The long-established relationship between Computer Science and Linguistics is indicative of the centrality of digital tools development to the discipline and as a result, there is a prodigious amount of software available to researchers to carry out a wide variety of sometimes quite specific functions. Scholars engaging with linguistics have no choice but to embrace digital tools because their research is often predicated on the detailed and quantitative analysis of large amounts of digitized text. However, one of the unifying conclusions to many articles and essays concerning the subject is that quantitative research methods have to be mediated with qualitative analysis. As Marilyn Deegan states in her rapporteur’s report relating to the Methods Network expert seminar on linguistics, ‘there is no such thing as bias-free research or intuition-free linguistics’.

http://methodsnetwork.ac.uk/redist/pdf/wkp03.pdf

This paper is one of nine working papers written for the AHRC ICT Methods Network. The Methods Network Working Papers form part of the range of information and support materials that have been assembled to assist arts and humanities researchers with the task of acquiring knowledge about ICT tools and methods. The papers focus on various different disciplines but also highlight where tools and methods can be of benefit to multiple subject areas.

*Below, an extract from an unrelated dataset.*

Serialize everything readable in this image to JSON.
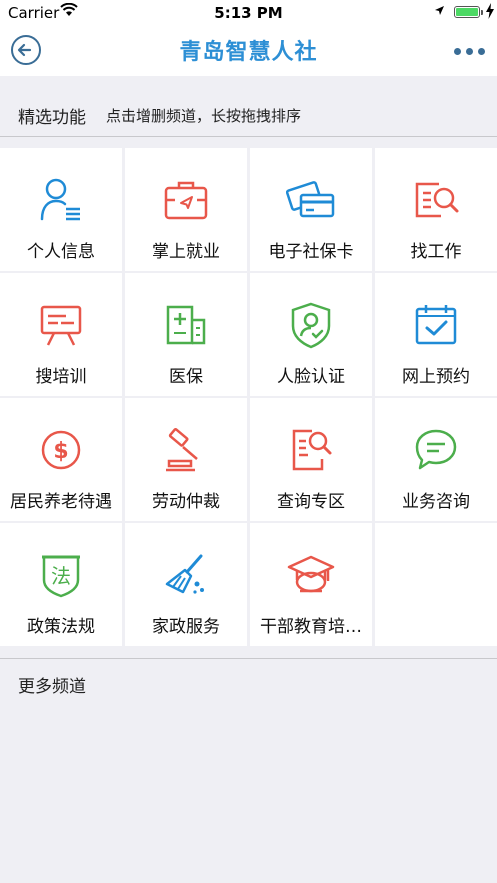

It is anticipated that these documents may serve a number of non-exclusive functions:

  • To provide a foundation document to provoke discussion and value-added commentary;
  • As reference documents that foreground links and references to other material;
  • As an introductory resource for researchers who are new to digital developments in a particular subject area;
  • As a knowledge-gathering exercise to assist the Methods Network with event organisation and community-building activities.